What makes the paper interesting is that the authors use it to explain several genuinely weird facts about real cells that don't have a tidy explanation otherwise:
The ER-nucleus connection. Under inside-out, of course the ER and the space between your two nuclear membranes are continuous — they're made of the same leftover gaps between blebs. No extra assumption needed.
Glycosylation location. The perinuclear space is proposed to be the literal descendant of the ancestral cell wall, which explains why protein sugar-tagging in the ER uses machinery so similar to archaeal cell-wall glycosylation.
Independent nuclei in giant fused cells. In multi-nucleated cells (syncytia), each nucleus can behave like its own little management zone. That's odd if cytoplasm is one continuous space — but expected if each nucleus originally "owned" its own bleb-derived pocket of cytoplasm.
New nuclear pores.

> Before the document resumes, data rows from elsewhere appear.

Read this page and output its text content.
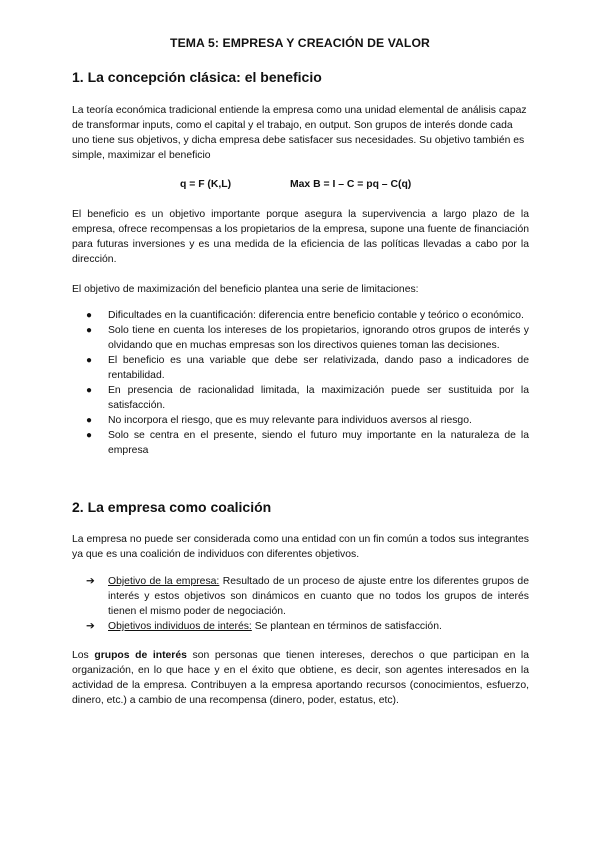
TEMA 5: EMPRESA Y CREACIÓN DE VALOR
1. La concepción clásica: el beneficio
La teoría económica tradicional entiende la empresa como una unidad elemental de análisis capaz de transformar inputs, como el capital y el trabajo, en output. Son grupos de interés donde cada uno tiene sus objetivos, y dicha empresa debe satisfacer sus necesidades. Su objetivo también es simple, maximizar el beneficio
q = F (K,L)	Max B = I – C = pq – C(q)
El beneficio es un objetivo importante porque asegura la supervivencia a largo plazo de la empresa, ofrece recompensas a los propietarios de la empresa, supone una fuente de financiación para futuras inversiones y es una medida de la eficiencia de las políticas llevadas a cabo por la dirección.
El objetivo de maximización del beneficio plantea una serie de limitaciones:
● Dificultades en la cuantificación: diferencia entre beneficio contable y teórico o económico.
● Solo tiene en cuenta los intereses de los propietarios, ignorando otros grupos de interés y olvidando que en muchas empresas son los directivos quienes toman las decisiones.
● El beneficio es una variable que debe ser relativizada, dando paso a indicadores de rentabilidad.
● En presencia de racionalidad limitada, la maximización puede ser sustituida por la satisfacción.
● No incorpora el riesgo, que es muy relevante para individuos aversos al riesgo.
● Solo se centra en el presente, siendo el futuro muy importante en la naturaleza de la empresa
2. La empresa como coalición
La empresa no puede ser considerada como una entidad con un fin común a todos sus integrantes ya que es una coalición de individuos con diferentes objetivos.
➔ Objetivo de la empresa: Resultado de un proceso de ajuste entre los diferentes grupos de interés y estos objetivos son dinámicos en cuanto que no todos los grupos de interés tienen el mismo poder de negociación.
➔ Objetivos individuos de interés: Se plantean en términos de satisfacción.
Los grupos de interés son personas que tienen intereses, derechos o que participan en la organización, en lo que hace y en el éxito que obtiene, es decir, son agentes interesados en la actividad de la empresa. Contribuyen a la empresa aportando recursos (conocimientos, esfuerzo, dinero, etc.) a cambio de una recompensa (dinero, poder, estatus, etc).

The model even makes a testable, falsifiable prediction about the direction new pores get inserted into the nuclear envelope — outward, from the inside, mirroring how the original protrusions formed.
To be clear — this is a hypothesis, not settled science. It's a big, elegant reframing built on plausible mechanisms and some genuinely clever explanatory wins, but it's still competing against decades of endosymbiotic-theory evidence, and a lot of its most specific predictions (like which direction proteins evolved, or exactly how blebs stabilized) haven't been directly tested. The authors are upfront about this — the paper spends its whole final section listing predictions specifically so other scientists can go try to prove it wrong.
Baum, D.A. and Baum, B. (2014). "An inside-out origin for the eukaryotic cell." BMC Biology, 12:76.